Actually, many devices have only 8MB flash (some only 4MB almost
entirely used) and from this there is only few space left. So the blocks
used for storing can not be cycled as much as you suggest. And time
should not be saved 1/hour because nobody wants to wait an hour after a
reboot to let his connectivity recover. Such effects would likely cause
users to do any kind of panic-like rescue measures which usually hits
security first. So again, I don't think its a way to go.

> 
> If you have a large number of devices of the same hardware, 

Community networks don't !

> I'd
> suggest a "kill test" of one of them, by rewriting its flash. You can

I do not understand this. Could you explain in more detail?

> further use specific file-systems optimized for NAND/NOR flash.
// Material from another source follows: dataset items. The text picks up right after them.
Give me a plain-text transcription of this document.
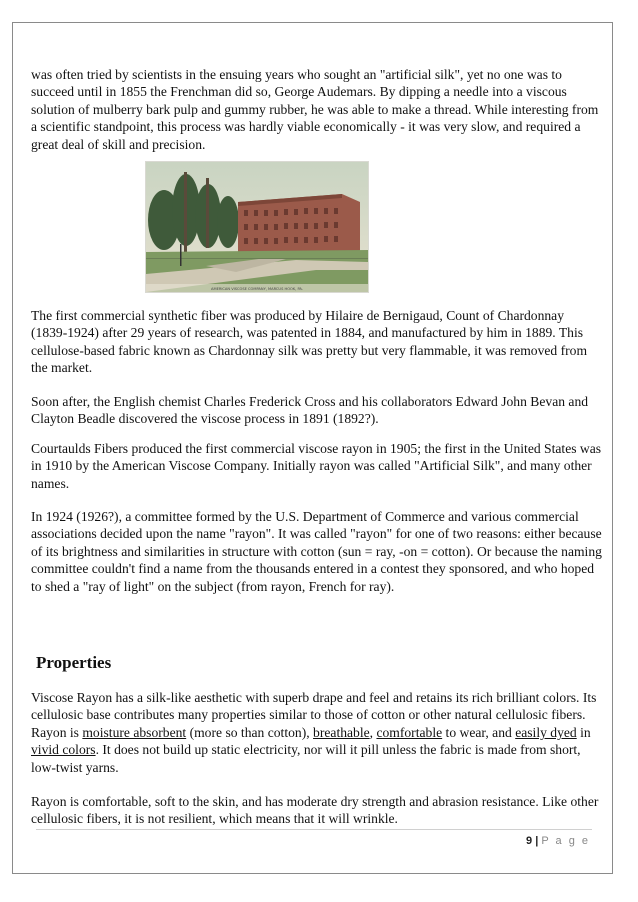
was often tried by scientists in the ensuing years who sought an "artificial silk", yet no one was to succeed until in 1855 the Frenchman did so, George Audemars. By dipping a needle into a viscous solution of mulberry bark pulp and gummy rubber, he was able to make a thread. While interesting from a scientific standpoint, this process was hardly viable economically - it was very slow, and required a great deal of skill and precision.

AMERICAN VISCOSE COMPANY, MARCUS HOOK, PA.

The first commercial synthetic fiber was produced by Hilaire de Bernigaud, Count of Chardonnay (1839-1924) after 29 years of research, was patented in 1884, and manufactured by him in 1889. This cellulose-based fabric known as Chardonnay silk was pretty but very flammable, it was removed from the market.

Soon after, the English chemist Charles Frederick Cross and his collaborators Edward John Bevan and Clayton Beadle discovered the viscose process in 1891 (1892?).

Courtaulds Fibers produced the first commercial viscose rayon in 1905; the first in the United States was in 1910 by the American Viscose Company. Initially rayon was called "Artificial Silk", and many other names.

In 1924 (1926?), a committee formed by the U.S. Department of Commerce and various commercial associations decided upon the name "rayon". It was called "rayon" for one of two reasons: either because of its brightness and similarities in structure with cotton (sun = ray, -on = cotton). Or because the naming committee couldn't find a name from the thousands entered in a contest they sponsored, and who hoped to shed a "ray of light" on the subject (from rayon, French for ray).

Properties

Viscose Rayon has a silk-like aesthetic with superb drape and feel and retains its rich brilliant colors. Its cellulosic base contributes many properties similar to those of cotton or other natural cellulosic fibers. Rayon is moisture absorbent (more so than cotton), breathable, comfortable to wear, and easily dyed in vivid colors. It does not build up static electricity, nor will it pill unless the fabric is made from short, low-twist yarns.

Rayon is comfortable, soft to the skin, and has moderate dry strength and abrasion resistance. Like other cellulosic fibers, it is not resilient, which means that it will wrinkle.

9 | P a g e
I think openwrt already does a lot to optimize this. Still it would not
solve but only mitigate the problem.



On 12.05.2018 00:07, Axel Neumann wrote:
> As a remark, BMX7 is doing it the following way:
> Instead of using timestamps to protect against replay attacks the
> approach is to use just an always increasing integer (sqn), for each new
> signature (from the WG white paper I understand that that should be
> possible). Sqn Jumps, as long as they are just increasing the sqn, are
fine.
> Now, to save the sqn over reboot it is read from filesystem as
> current_sqn during boot and immediately saved as
> save_sqn=current_sqn+100000 and then only be re-saved (again as new
> current_sqn+100000) when the last used current_sqn equals the last saved
> save_sqn. This way, jumps of at most 100000 occur only in case of node
> reboots. But as such jumps are harmless anyway its ok. And with a
> 48-bit-timestamp field it would still survive 28^9 reboots till the
> timestamp reaches end-of-life. Of course the 100000 is debatable as I do
> not know how much DH-based connection attempts may happen over a day or
> week. But given that no more than one sqn save occurs in average per day
> the flash lifetime could already be increased significantly.